Uma comissão independente será criada para observar se desrespeitos aos direitos humanos são cometidos. As eleições para o governo e Parlamento centrais terão supervisão internacional.
Alguns líderes do "parlamento" sérvio na Bósnia já afirmavam ontem que o acordo de Dayton os surpreendeu e que ele não tem sua aprovação.
A questão que fica em aberto, para ser resolvida por mediadores, é a largura que terá o "corredor de Posavina, faixa de terra que ligará as partes noroeste e leste do território dos sérvios na Bósnia.
Os EUA, a União Européia e a Rússia foram testemunhas do acordo e assumiram a responsabilidade pela implementação.
O acordo rubricado ontem é o terceiro para pôr fim ao conflito na ex-Iugoslávia. Os dois anteriores não foram implementados.

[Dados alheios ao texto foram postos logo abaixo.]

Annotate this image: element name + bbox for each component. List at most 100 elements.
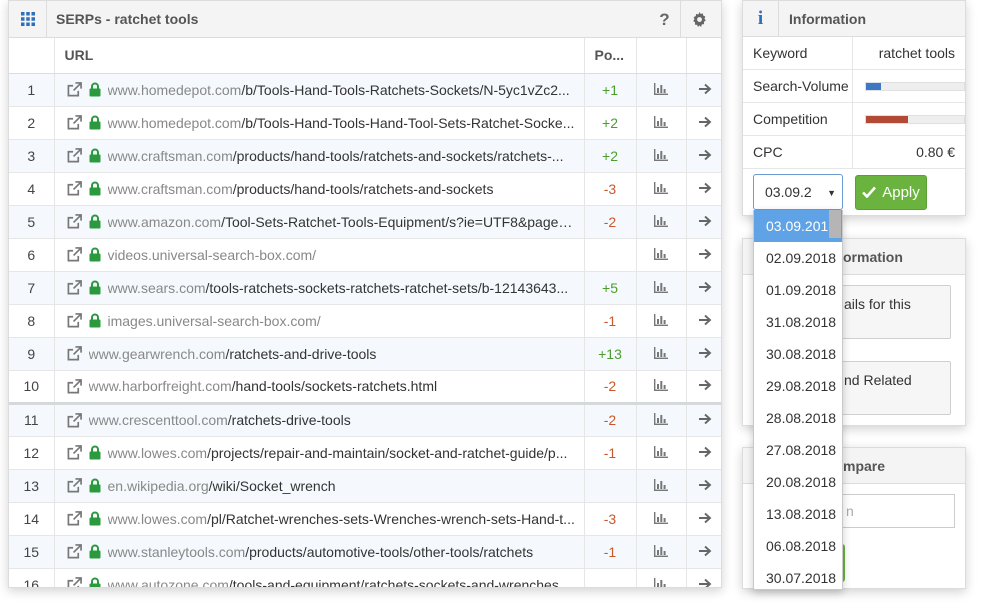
arrow-right-icon[interactable]	[686, 337, 721, 371]
url-link[interactable]: www.amazon.com/Tool-Sets-Ratchet-Tools-E…	[108, 214, 578, 230]
external-link-icon[interactable]	[67, 412, 85, 428]
arrow-right-icon[interactable]	[686, 568, 721, 587]
arrow-right-icon[interactable]	[686, 106, 721, 140]
date-option[interactable]: 30.08.2018	[754, 338, 842, 370]
arrow-right-icon[interactable]	[686, 436, 721, 470]
url-link[interactable]: www.crescenttool.com/ratchets-drive-tool…	[89, 412, 351, 428]
url-link[interactable]: www.craftsman.com/products/hand-tools/ra…	[108, 148, 564, 164]
bar-chart-icon[interactable]	[636, 271, 687, 305]
url-link[interactable]: www.lowes.com/pl/Ratchet-wrenches-sets-W…	[108, 511, 575, 527]
arrow-right-icon[interactable]	[686, 502, 721, 536]
date-option[interactable]: 28.08.2018	[754, 402, 842, 434]
table-row[interactable]: 7 www.sears.com/tools-ratchets-sockets-r…	[9, 271, 721, 305]
url-link[interactable]: www.harborfreight.com/hand-tools/sockets…	[89, 378, 438, 394]
external-link-icon[interactable]	[67, 280, 85, 295]
date-option[interactable]: 20.08.2018	[754, 466, 842, 498]
date-option[interactable]: 27.08.2018	[754, 434, 842, 466]
column-header-url[interactable]: URL	[54, 38, 585, 74]
bar-chart-icon[interactable]	[636, 238, 687, 272]
gear-icon[interactable]	[683, 1, 715, 38]
arrow-right-icon[interactable]	[686, 469, 721, 503]
url-link[interactable]: images.universal-search-box.com/	[108, 313, 321, 329]
external-link-icon[interactable]	[67, 313, 85, 328]
date-option[interactable]: 13.08.2018	[754, 498, 842, 530]
apply-button[interactable]: Apply	[855, 174, 927, 210]
column-header-position[interactable]: Po...	[584, 38, 637, 74]
table-row[interactable]: 4 www.craftsman.com/products/hand-tools/…	[9, 172, 721, 206]
external-link-icon[interactable]	[67, 247, 85, 262]
bar-chart-icon[interactable]	[636, 73, 687, 107]
external-link-icon[interactable]	[67, 445, 85, 460]
table-row[interactable]: 15 www.stanleytools.com/products/automot…	[9, 535, 721, 569]
external-link-icon[interactable]	[67, 115, 85, 130]
bar-chart-icon[interactable]	[636, 304, 687, 338]
bar-chart-icon[interactable]	[636, 370, 687, 404]
external-link-icon[interactable]	[67, 214, 85, 229]
bar-chart-icon[interactable]	[636, 172, 687, 206]
date-select[interactable]: 03.09.2 ▼	[753, 174, 843, 210]
dropdown-scrollbar[interactable]	[829, 210, 841, 238]
date-option[interactable]: 29.08.2018	[754, 370, 842, 402]
arrow-right-icon[interactable]	[686, 304, 721, 338]
bar-chart-icon[interactable]	[636, 106, 687, 140]
help-icon[interactable]: ?	[649, 1, 681, 38]
url-link[interactable]: en.wikipedia.org/wiki/Socket_wrench	[108, 478, 336, 494]
bar-chart-icon[interactable]	[636, 568, 687, 587]
bar-chart-icon[interactable]	[636, 337, 687, 371]
url-link[interactable]: videos.universal-search-box.com/	[108, 247, 317, 263]
bar-chart-icon[interactable]	[636, 502, 687, 536]
arrow-right-icon[interactable]	[686, 271, 721, 305]
table-row[interactable]: 16 www.autozone.com/tools-and-equipment/…	[9, 568, 721, 588]
arrow-right-icon[interactable]	[686, 238, 721, 272]
date-option[interactable]: 01.09.2018	[754, 274, 842, 306]
arrow-right-icon[interactable]	[686, 401, 721, 437]
table-row[interactable]: 5 www.amazon.com/Tool-Sets-Ratchet-Tools…	[9, 205, 721, 239]
arrow-right-icon[interactable]	[686, 205, 721, 239]
arrow-right-icon[interactable]	[686, 535, 721, 569]
external-link-icon[interactable]	[67, 544, 85, 559]
table-row[interactable]: 10 www.harborfreight.com/hand-tools/sock…	[9, 370, 721, 404]
url-link[interactable]: www.homedepot.com/b/Tools-Hand-Tools-Rat…	[108, 82, 570, 98]
arrow-right-icon[interactable]	[686, 73, 721, 107]
date-option[interactable]: 31.08.2018	[754, 306, 842, 338]
url-link[interactable]: www.autozone.com/tools-and-equipment/rat…	[108, 577, 571, 588]
url-link[interactable]: www.gearwrench.com/ratchets-and-drive-to…	[89, 346, 377, 362]
table-row[interactable]: 9 www.gearwrench.com/ratchets-and-drive-…	[9, 337, 721, 371]
external-link-icon[interactable]	[67, 82, 85, 97]
date-option[interactable]: 02.09.2018	[754, 242, 842, 274]
arrow-right-icon[interactable]	[686, 172, 721, 206]
bar-chart-icon[interactable]	[636, 535, 687, 569]
table-row[interactable]: 12 www.lowes.com/projects/repair-and-mai…	[9, 436, 721, 470]
arrow-right-icon[interactable]	[686, 370, 721, 404]
table-row[interactable]: 13 en.wikipedia.org/wiki/Socket_wrench	[9, 469, 721, 503]
bar-chart-icon[interactable]	[636, 139, 687, 173]
external-link-icon[interactable]	[67, 181, 85, 196]
url-link[interactable]: www.sears.com/tools-ratchets-sockets-rat…	[108, 280, 569, 296]
table-row[interactable]: 11 www.crescenttool.com/ratchets-drive-t…	[9, 401, 721, 437]
external-link-icon[interactable]	[67, 346, 85, 361]
table-row[interactable]: 3 www.craftsman.com/products/hand-tools/…	[9, 139, 721, 173]
bar-chart-icon[interactable]	[636, 436, 687, 470]
grid-icon[interactable]	[9, 1, 47, 38]
arrow-right-icon[interactable]	[686, 139, 721, 173]
external-link-icon[interactable]	[67, 577, 85, 587]
date-dropdown-list[interactable]: 03.09.2018 02.09.2018 01.09.2018 31.08.2018…	[753, 210, 843, 590]
bar-chart-icon[interactable]	[636, 205, 687, 239]
external-link-icon[interactable]	[67, 511, 85, 526]
table-row[interactable]: 8 images.universal-search-box.com/ -1	[9, 304, 721, 338]
table-row[interactable]: 6 videos.universal-search-box.com/	[9, 238, 721, 272]
url-link[interactable]: www.stanleytools.com/products/automotive…	[108, 544, 534, 560]
bar-chart-icon[interactable]	[636, 401, 687, 437]
url-link[interactable]: www.lowes.com/projects/repair-and-mainta…	[108, 445, 568, 461]
table-row[interactable]: 2 www.homedepot.com/b/Tools-Hand-Tools-H…	[9, 106, 721, 140]
external-link-icon[interactable]	[67, 378, 85, 394]
bar-chart-icon[interactable]	[636, 469, 687, 503]
url-link[interactable]: www.craftsman.com/products/hand-tools/ra…	[108, 181, 494, 197]
table-row[interactable]: 14 www.lowes.com/pl/Ratchet-wrenches-set…	[9, 502, 721, 536]
external-link-icon[interactable]	[67, 478, 85, 493]
external-link-icon[interactable]	[67, 148, 85, 163]
table-row[interactable]: 1 www.homedepot.com/b/Tools-Hand-Tools-R…	[9, 73, 721, 107]
date-option[interactable]: 30.07.2018	[754, 562, 842, 589]
date-option[interactable]: 06.08.2018	[754, 530, 842, 562]
url-link[interactable]: www.homedepot.com/b/Tools-Hand-Tools-Han…	[108, 115, 575, 131]
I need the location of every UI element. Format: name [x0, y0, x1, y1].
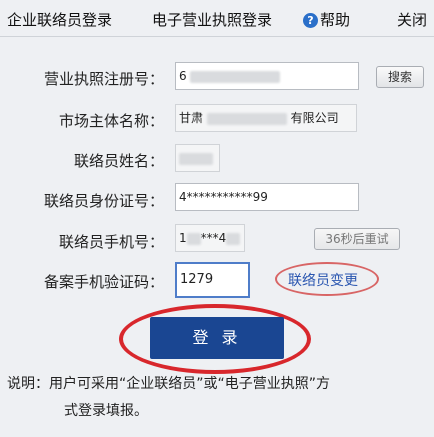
- redacted-blur: [190, 70, 281, 83]
- sms-code-label: 备案手机验证码：: [43, 273, 164, 291]
- change-contact-link[interactable]: 联络员变更: [288, 270, 358, 290]
- reg-no-label: 营业执照注册号：: [43, 70, 164, 88]
- login-tabs: 企业联络员登录 电子营业执照登录 ? 帮助 关闭: [0, 0, 434, 36]
- redacted-blur: [206, 112, 287, 125]
- reg-no-input[interactable]: 6: [175, 62, 359, 90]
- contact-id-label: 联络员身份证号：: [43, 192, 164, 210]
- help-link[interactable]: ? 帮助: [303, 9, 350, 30]
- contact-id-input[interactable]: 4***********99: [175, 183, 359, 211]
- contact-phone-prefix: 1: [179, 231, 187, 245]
- close-link[interactable]: 关闭: [397, 9, 427, 30]
- entity-name-field: 甘肃 有限公司: [175, 104, 357, 132]
- tabs-divider: [0, 36, 434, 37]
- entity-name-label: 市场主体名称：: [58, 112, 164, 130]
- login-button[interactable]: 登 录: [150, 317, 284, 359]
- contact-id-value: 4***********99: [179, 190, 268, 204]
- contact-phone-label: 联络员手机号：: [58, 233, 164, 251]
- sms-code-value: 1279: [180, 272, 214, 287]
- contact-name-field: [175, 144, 220, 172]
- entity-name-prefix: 甘肃: [179, 111, 204, 125]
- help-label: 帮助: [320, 11, 351, 29]
- contact-phone-mid: ***4: [200, 231, 227, 245]
- entity-name-suffix: 有限公司: [290, 111, 339, 125]
- sms-code-input[interactable]: 1279: [175, 262, 250, 298]
- search-button[interactable]: 搜索: [376, 66, 424, 88]
- help-icon: ?: [303, 13, 318, 28]
- tab-contact-login[interactable]: 企业联络员登录: [7, 9, 112, 30]
- note-line-2: 式登录填报。: [64, 403, 148, 419]
- redacted-blur: [179, 152, 213, 165]
- tab-license-login[interactable]: 电子营业执照登录: [152, 9, 272, 30]
- contact-name-label: 联络员姓名：: [73, 152, 164, 170]
- note-line-1: 说明：用户可采用“企业联络员”或“电子营业执照”方: [7, 376, 331, 392]
- redacted-blur: [226, 232, 241, 245]
- resend-code-button[interactable]: 36秒后重试: [314, 228, 400, 250]
- contact-phone-field: 1 ***4: [175, 224, 245, 252]
- redacted-blur: [186, 232, 201, 245]
- reg-no-value: 6: [179, 69, 187, 83]
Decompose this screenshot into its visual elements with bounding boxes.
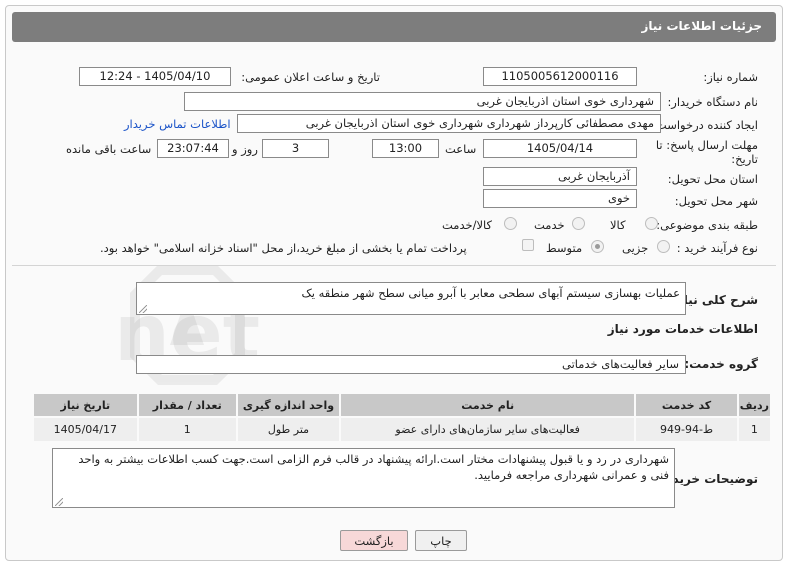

O primeiro, conhecido como "Plano Cutileiro", por ter sido articulado pelo diplomata português José Cutileiro em nome da então Comunidade Européia, é de 1992 e foi assinado por representantes de Sérvia, Bósnia e Croácia.
O segundo, chamado "Plano Vance-Owen", em homenagem a seus promotores, o ex-secretário de Estado dos EUA Cyrus Vance e o ex-chanceler britânico Lord Owen, é de 1993 e também foi assinado pelos três grupos.
As chances de implementação do acordo de Dayton são maiores por causa do compromisso do governo dos EUA de enviar pelo menos 20 mil soldados norte-americanos com esse objetivo.
A guerra na ex-Iugoslávia é a mais longa e a mais sangrenta em território europeu desde o fim da Segunda Guerra Mundial.
Ela começou em 1991, após o desmembramento da Iugoslávia, que havia sido criada em 1945, com a união de Sérvia, Montenegro, Croácia, Macedônia, Eslovênia, Bósnia-Herzegóvina.
Após o desmembramento, o presidente Milosevic começou a defender a tese da "Grande Sérvia", que anexaria partes do território da Bósnia-Herzegóvina e da Croácia habitadas por grande número de sérvios.
Diferenças religiosas (o governo bósnio é de muçulmanos, os croatas são católicos romanos, e os sérvios são cristãos ortodoxos) e étnicas (os sérvios e os croatas são eslavos, os bósnios, árabes) intensificaram as rivalidades e embruteceram a guerra.